According to previous reports, the antibody response matures and becomes cross-neutralizing against divergent HIV-1 in up to 10% of HIV-1-infected patients, as shown in neutralization assays
[40, 41]. Interestingly, we found that the antibodies in some HIV-1 B’-infected patients have potent cross-neutralizing activity. 5 of 12 subtype B’ plasma samples showed broad neutralization activity against more than 80% of Env-pseudotyped reference viruses that covered HIV-1 clade B, C and A. And specially, the antibodies in AH259P could potently neutralize infection of PBMCs by a series of primary HIV-1 isolates with different subtypes (Figure
5b), while the AH259V virus was shown to be sensitive to neutralization by two known bnmAbs in this study (Figure
5a). VRC01 failed to neutralize AH259V, AH691V and AH096V at a concentration of 10μg/ml (Table
1). It is reported that many HIV-1 strains in China were resistant to PG9, PG16 and VRC01, which known to possess exceedingly high potency and breadth against diverse viruses from outside China
. These findings suggest that although most HIV-1 B’ viruses have low inter-subtype neutralization sensitivity, some of these primary HIV-1 isolates are able to induce both intra- and inter-subtype cross-neutralizing antibody responses.
It is reported that X4 HIV-1 viruses are generally more sensitive than R5 viruses to neutralizing antibodies
. Most HIV-1 B’ primary HIV-1 isolates collected from the FPDs were R5 viruses, while a few of them were dual-tropic R5X4 viruses.

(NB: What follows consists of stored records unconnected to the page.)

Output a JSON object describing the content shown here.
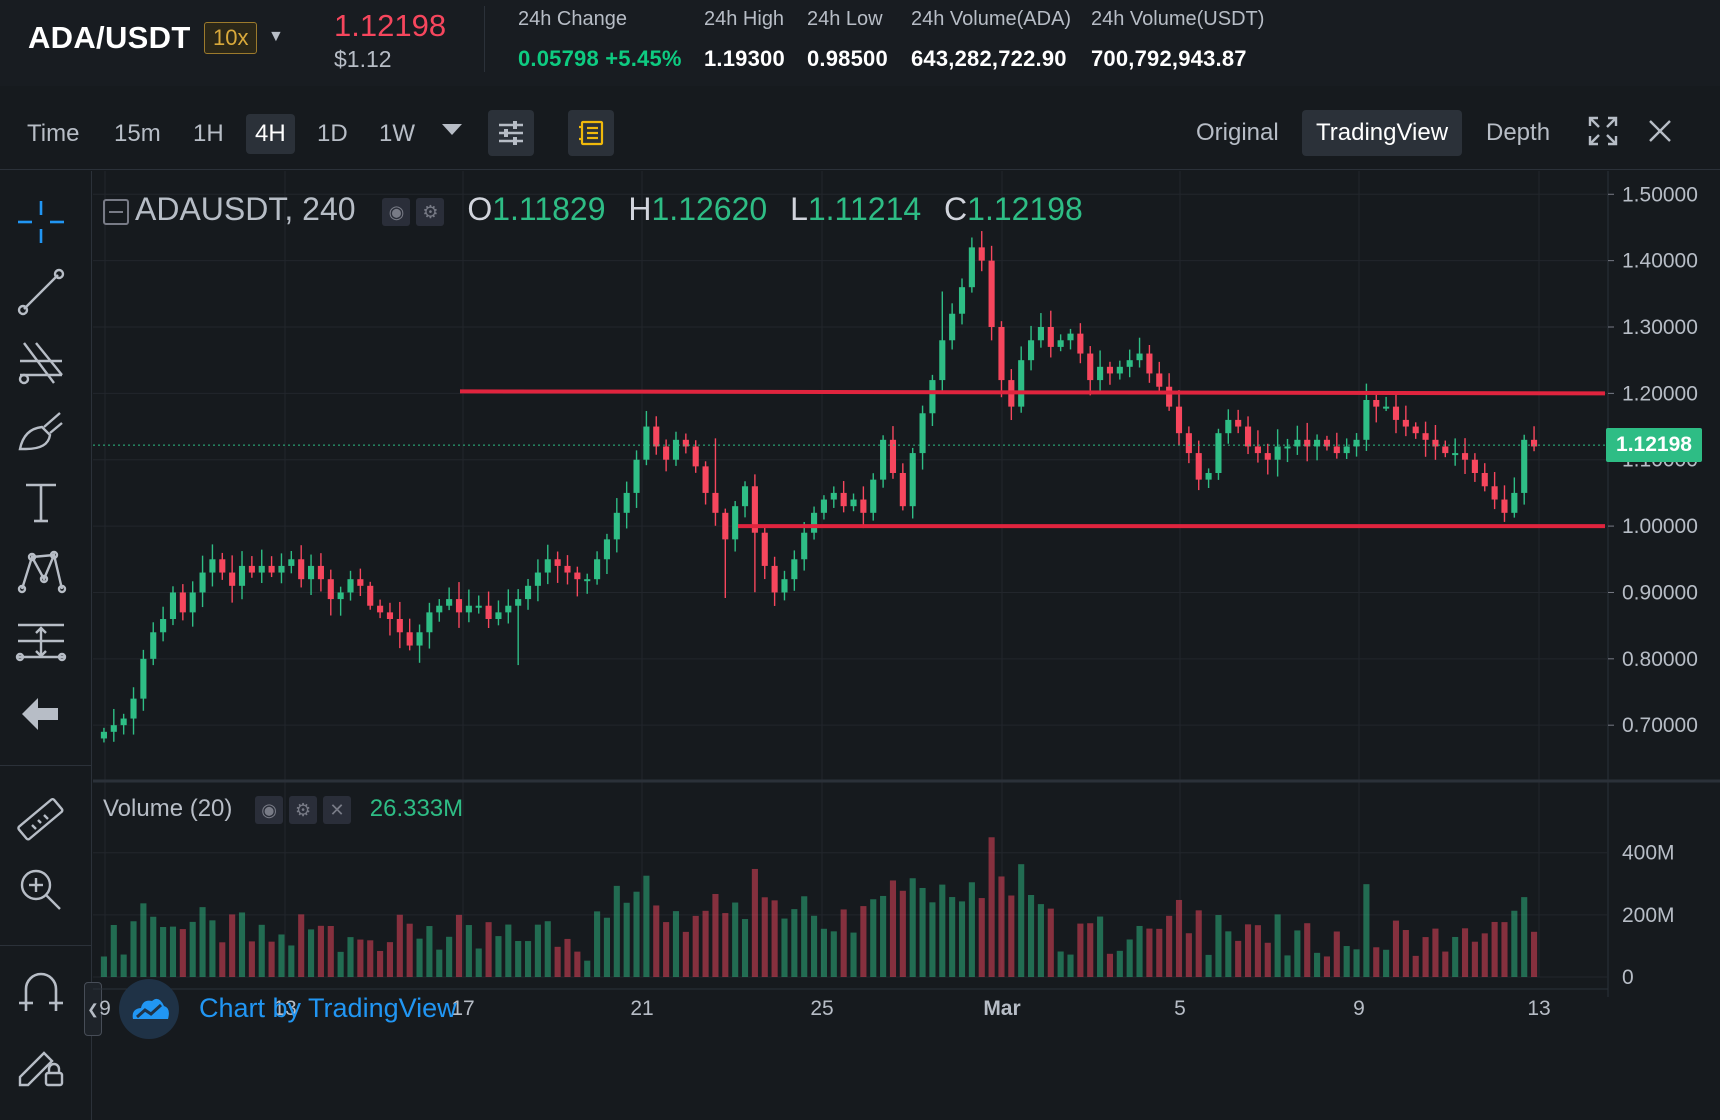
{
  "header": {
    "pair": "ADA/USDT",
    "leverage": "10x",
    "last_price": "1.12198",
    "last_price_usd": "$1.12",
    "stats": [
      {
        "label": "24h Change",
        "value": "0.05798 +5.45%",
        "up": true
      },
      {
        "label": "24h High",
        "value": "1.19300"
      },
      {
        "label": "24h Low",
        "value": "0.98500"
      },
      {
        "label": "24h Volume(ADA)",
        "value": "643,282,722.90"
      },
      {
        "label": "24h Volume(USDT)",
        "value": "700,792,943.87"
      }
    ]
  },
  "toolbar": {
    "intervals": [
      "Time",
      "15m",
      "1H",
      "4H",
      "1D",
      "1W"
    ],
    "active_interval": "4H",
    "views": [
      "Original",
      "TradingView",
      "Depth"
    ],
    "active_view": "TradingView",
    "icons": [
      "indicators-icon",
      "notes-icon",
      "fullscreen-icon",
      "close-icon"
    ]
  },
  "rail_tools": [
    "crosshair-icon",
    "trendline-icon",
    "pitchfork-icon",
    "brush-icon",
    "text-icon",
    "pattern-icon",
    "measure-icon",
    "back-arrow-icon",
    "ruler-icon",
    "zoom-in-icon",
    "magnet-icon",
    "lock-drawings-icon"
  ],
  "legend": {
    "symbol": "ADAUSDT, 240",
    "o_label": "O",
    "o": "1.11829",
    "h_label": "H",
    "h": "1.12620",
    "l_label": "L",
    "l": "1.11214",
    "c_label": "C",
    "c": "1.12198"
  },
  "volume_legend": {
    "label": "Volume (20)",
    "value": "26.333M"
  },
  "last_price_label": "1.12198",
  "brand": "Chart by TradingView",
  "colors": {
    "up": "#2ebd85",
    "down": "#f6465d",
    "line": "#e0243e",
    "bg": "#161a1e"
  },
  "chart_data": [
    {
      "type": "candlestick",
      "title": "ADAUSDT, 240",
      "x_ticks": [
        "9",
        "13",
        "17",
        "21",
        "25",
        "Mar",
        "5",
        "9",
        "13"
      ],
      "y_ticks": [
        "1.50000",
        "1.40000",
        "1.30000",
        "1.20000",
        "1.10000",
        "1.00000",
        "0.90000",
        "0.80000",
        "0.70000"
      ],
      "ylim": [
        0.64,
        1.52
      ],
      "grid": true,
      "horizontal_lines": [
        {
          "y": 1.2,
          "from_tick": "17.5",
          "label": "resistance"
        },
        {
          "y": 1.0,
          "from_tick": "24.6",
          "label": "support"
        }
      ],
      "close_approx": [
        0.69,
        0.7,
        0.71,
        0.74,
        0.8,
        0.84,
        0.86,
        0.9,
        0.87,
        0.9,
        0.93,
        0.95,
        0.93,
        0.91,
        0.94,
        0.93,
        0.94,
        0.93,
        0.94,
        0.95,
        0.92,
        0.94,
        0.92,
        0.89,
        0.9,
        0.92,
        0.91,
        0.88,
        0.87,
        0.86,
        0.84,
        0.82,
        0.84,
        0.87,
        0.88,
        0.89,
        0.87,
        0.88,
        0.88,
        0.86,
        0.87,
        0.88,
        0.89,
        0.91,
        0.93,
        0.95,
        0.94,
        0.93,
        0.92,
        0.92,
        0.95,
        0.98,
        1.02,
        1.05,
        1.1,
        1.15,
        1.12,
        1.1,
        1.13,
        1.12,
        1.09,
        1.05,
        1.02,
        0.98,
        1.03,
        1.06,
        0.99,
        0.94,
        0.9,
        0.92,
        0.95,
        0.99,
        1.02,
        1.04,
        1.05,
        1.03,
        1.04,
        1.02,
        1.07,
        1.13,
        1.08,
        1.03,
        1.11,
        1.17,
        1.22,
        1.28,
        1.32,
        1.36,
        1.42,
        1.4,
        1.3,
        1.22,
        1.18,
        1.25,
        1.28,
        1.3,
        1.27,
        1.28,
        1.29,
        1.26,
        1.22,
        1.24,
        1.23,
        1.24,
        1.25,
        1.26,
        1.23,
        1.21,
        1.18,
        1.14,
        1.11,
        1.07,
        1.08,
        1.14,
        1.16,
        1.15,
        1.12,
        1.11,
        1.1,
        1.12,
        1.12,
        1.13,
        1.12,
        1.13,
        1.12,
        1.11,
        1.12,
        1.13,
        1.19,
        1.18,
        1.18,
        1.16,
        1.15,
        1.14,
        1.13,
        1.12,
        1.11,
        1.11,
        1.1,
        1.08,
        1.06,
        1.04,
        1.02,
        1.05,
        1.13,
        1.12
      ]
    },
    {
      "type": "bar",
      "title": "Volume (20)",
      "y_ticks": [
        "400M",
        "200M",
        "0"
      ],
      "ylim": [
        0,
        560
      ],
      "unit": "M",
      "last_value": "26.333M"
    }
  ]
}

In our study, no significant difference in intra- and inter-subtype neutralization sensitivity between the R5 and R5X4 viruses was observed, suggesting that these R5X4 viruses may predominantly use CCR5 co-receptor for infection.
Positive correlation was shown between neutralization sensitivity of the HIV-1 B’ isolates and viral load in patients from whom the viruses were isolated, but no significant correlation between viral neutralization sensitivity and CD4+ T cell count in these patients was observed. Notably, the neutralization sensitivity of HIV-1 B’ isolates is inversely correlated with neutralizing activity of plasmas from the HIV-1 B’-infected patients (Figure
3), and with the number of PNGS in the V1-V5 sub-regions of gp120 (Figure
5d). This finding agrees with the reports of others showing that the decreased neutralization sensitivity of HIV-1 isolates results from increased glycan numbers in the viral env used to build up a “glycan shield” to protect the virus from attack by neutralizing antibodies
[44, 45]. Interestingly, increase in the number of PNGS is generally located in the gp120 variable regions of the neutralization-resistant isolates. AH259V, for instance, has 10 PNGS in V1-V2 region, while other viruses (e.g., AH1597V) with less resistance have 5 PNGS in the same region.
Dhillon et al.
 characterized the neutralization antibody present in the plasma of three individuals infected with subtype A and B viruses and found that the highly conserved neutralizing epitope in gp41 and highly variable V3 loop in gp120 may not account for the broad neutralizing activity, while the CD4 binding site in gp120 may be responsible for eliciting the neutralization antibody. We will use similar approaches to further investigate how the HIV-1 subtypes predominant in China induce intra-subtype neutralizing antibody response and protect themselves from attack by the autologous neutralizing antibodies. These studies may provide a sound scientific platform for the rational design of vaccines that induce antibody responses against the HIV-1 isolates circulating in China.